Specialist Community Scheme Attorney (BA (Law) LLB), Ané de Klerk, is a senior associate at The Advisory, a boutique law firm specialising exclusively in community scheme law:. Get in touch with her at

This article is published under the Creative Commons Attribution license.

Back to Paddocks Press – October 2020 Edition.


  • Anne Greening
    28/10/2020 11:50

    Thank-you for this handy reference regarding the control of funds.
    There is another source of revenue available to us, as is the case with some other sectional titles retirement villages. We refer to it as an “endowment”. It is a percentage of the difference between the purchase price and the selling price attained on the sale of a section. Before the STSMA was brought into force, this income took the place of what is now the “reserve fund”. As a result, we have never in our history had to raise a special levy. The interest earned on these funds, is credited to our administrative fund, leading to lower levies.
    There seems to be no regulation regarding the use of such funds, although we have sought the approval of our members before dipping into this kitty.

  • Rod Gush
    28/10/2020 13:52

    ADMINISTRATIVE FUND: we are a village of 270 Units. Our annual Admin Budget is close to R 4 million. It is totally impractical to have EVERY payment made in the process of administering the village approved by Trustee resolution and Minuted accordingly.
    LEGAL GENERALLY: Many aspects of the STSMA are completely impractical in a large village. By the same token many of the legal obligations placed on Trustees in small developments (say 6 houses or flats) are onerous and expensive to adhere to. It is time to overhaul this legislation in the light of experience gained in the last five years.

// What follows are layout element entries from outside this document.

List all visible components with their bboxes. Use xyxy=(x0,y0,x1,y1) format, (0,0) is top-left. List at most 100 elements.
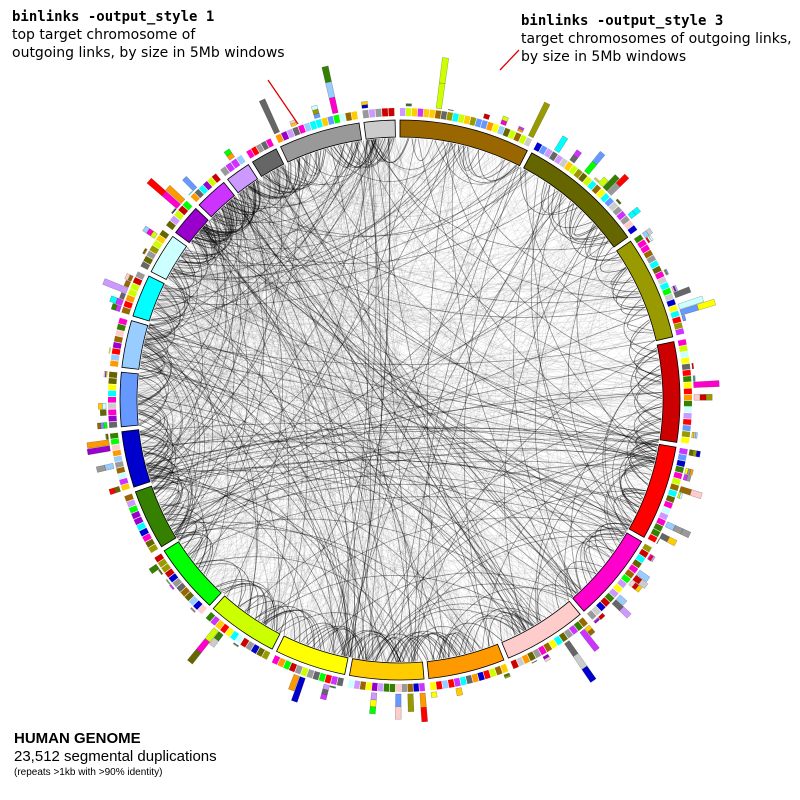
duplication-link xyxy=(209,186,282,580)
histogram-bar xyxy=(681,314,687,322)
target-chromosome-bin xyxy=(573,168,583,179)
duplication-link xyxy=(197,545,513,637)
duplication-link xyxy=(141,313,172,359)
duplication-link xyxy=(138,413,337,655)
duplication-link xyxy=(383,162,511,662)
duplication-link xyxy=(204,182,257,231)
target-chromosome-bin xyxy=(115,329,125,338)
histogram-bar xyxy=(673,286,692,298)
duplication-link xyxy=(411,138,434,161)
target-chromosome-bin xyxy=(664,293,674,302)
duplication-link xyxy=(276,141,359,186)
target-chromosome-bin xyxy=(116,323,126,332)
chromosome-chr10 xyxy=(275,635,349,675)
histogram-bar xyxy=(594,618,600,624)
duplication-link xyxy=(333,138,386,169)
duplication-link xyxy=(276,616,315,648)
duplication-link xyxy=(138,412,461,656)
duplication-link xyxy=(140,372,661,439)
duplication-link xyxy=(298,621,386,662)
duplication-link xyxy=(270,172,644,499)
target-chromosome-bin xyxy=(423,108,430,118)
duplication-link xyxy=(381,138,407,662)
duplication-link xyxy=(140,331,177,440)
duplication-link xyxy=(257,180,599,572)
duplication-link xyxy=(160,210,225,295)
target-chromosome-bin xyxy=(339,113,347,123)
duplication-link xyxy=(264,175,585,587)
duplication-link xyxy=(145,452,626,535)
target-chromosome-bin xyxy=(538,645,547,656)
target-chromosome-bin xyxy=(683,400,692,407)
caption-subtitle: 23,512 segmental duplications xyxy=(14,748,217,765)
duplication-link xyxy=(172,197,567,530)
target-chromosome-bin xyxy=(136,522,147,531)
duplication-link xyxy=(226,582,418,662)
duplication-link xyxy=(139,424,321,650)
duplication-link xyxy=(246,157,501,221)
target-chromosome-bin xyxy=(672,316,682,324)
histogram-bar xyxy=(86,445,111,456)
duplication-link xyxy=(139,375,174,469)
duplication-link xyxy=(271,171,662,395)
duplication-link xyxy=(346,544,613,657)
duplication-link xyxy=(205,223,611,557)
duplication-link xyxy=(375,637,411,662)
duplication-link xyxy=(180,141,361,259)
duplication-link xyxy=(151,316,215,549)
target-chromosome-bin xyxy=(215,619,225,630)
duplication-link xyxy=(278,167,531,217)
duplication-link xyxy=(205,223,663,403)
target-chromosome-bin xyxy=(465,675,473,685)
duplication-link xyxy=(178,460,652,541)
duplication-link xyxy=(150,261,623,337)
target-chromosome-bin xyxy=(347,679,355,689)
duplication-link xyxy=(197,555,447,658)
duplication-link xyxy=(207,564,222,579)
duplication-link xyxy=(621,321,660,437)
duplication-link xyxy=(625,304,658,354)
histogram-bar xyxy=(146,177,167,197)
duplication-link xyxy=(145,335,563,606)
duplication-link xyxy=(183,251,398,663)
duplication-link xyxy=(138,157,301,382)
duplication-link xyxy=(460,145,469,166)
target-chromosome-bin xyxy=(178,205,189,216)
duplication-link xyxy=(316,151,652,476)
histogram-bar xyxy=(165,579,171,585)
duplication-link xyxy=(470,148,615,551)
duplication-link xyxy=(138,353,169,425)
duplication-link xyxy=(227,139,371,214)
duplication-link xyxy=(238,193,618,279)
duplication-link xyxy=(139,182,258,377)
duplication-link xyxy=(279,612,402,663)
histogram-bar xyxy=(650,555,656,563)
duplication-link xyxy=(534,225,596,593)
duplication-link xyxy=(277,150,322,184)
duplication-link xyxy=(200,175,265,234)
duplication-link xyxy=(150,138,389,481)
duplication-link xyxy=(231,198,623,285)
duplication-link xyxy=(219,489,641,591)
duplication-link xyxy=(331,140,436,653)
duplication-link xyxy=(245,188,317,639)
duplication-link xyxy=(412,632,465,662)
duplication-link xyxy=(337,142,353,165)
duplication-link xyxy=(333,158,502,654)
chromosome-ideogram xyxy=(119,119,681,681)
duplication-link xyxy=(212,216,645,318)
duplication-link xyxy=(208,173,269,226)
duplication-link xyxy=(367,139,459,656)
target-chromosome-bin xyxy=(174,210,184,221)
duplication-link xyxy=(137,395,662,424)
duplication-link xyxy=(165,514,442,659)
duplication-link xyxy=(145,463,347,657)
duplication-link xyxy=(587,511,637,575)
duplication-link xyxy=(234,196,661,433)
duplication-link xyxy=(218,210,582,590)
duplication-link xyxy=(273,170,380,662)
target-chromosome-bin xyxy=(578,617,588,628)
duplication-link xyxy=(148,262,191,327)
target-chromosome-bin xyxy=(148,544,159,554)
duplication-link xyxy=(387,529,627,662)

  • Hi. Is there an Act or document to which managing agents should comply to? Furthermore, if a managing agent failed to recover or include some levy costs such as common property water, electricity and sewerage on the monthly levy statements, can they be held responsible for the under recoveries, and or is this the trustees liability and responsibility? thank you.

    • Paddocks
      13/11/2020 10:04

      Hi Kobus,

      Thank you for your comment. Please note that our legal team would need to assist you with your query. Please send the details of the matter to and the team will provide a no-obligation quotation for their assistance with this.

      Kind regards
      The Paddocks Team

  • Marlin van Heerden
    29/03/2021 08:42

    Thank you for the relevant information. I agree with Rod Gush. It is time to realize that one size does not fit all. I have also found that managing agents try to play “god” and use their own interpretation to intimidate owners regarding rules and regulations.

  • Hi I am a trustee in a body corp recently elected at AGM. we have come across payments by the previous trustees to a contractor. there is no minutes at trustees meetings authorising such payments. there is only emails by two trustees to the managing agent to pay sixty percent deposit and later a final payment. These payments have been made to the contractor even though the job has not been completed

    what can I do to recover this money either by the trustees. we have tried to talk to the contractor without success

    The very trustees that made these payments did ask the the same contractor to requote to complete the job

  • When you have all the evidence, take it to an attorney and ask for advice as to whether the BC has a claim, based on an analysis of the documents you have.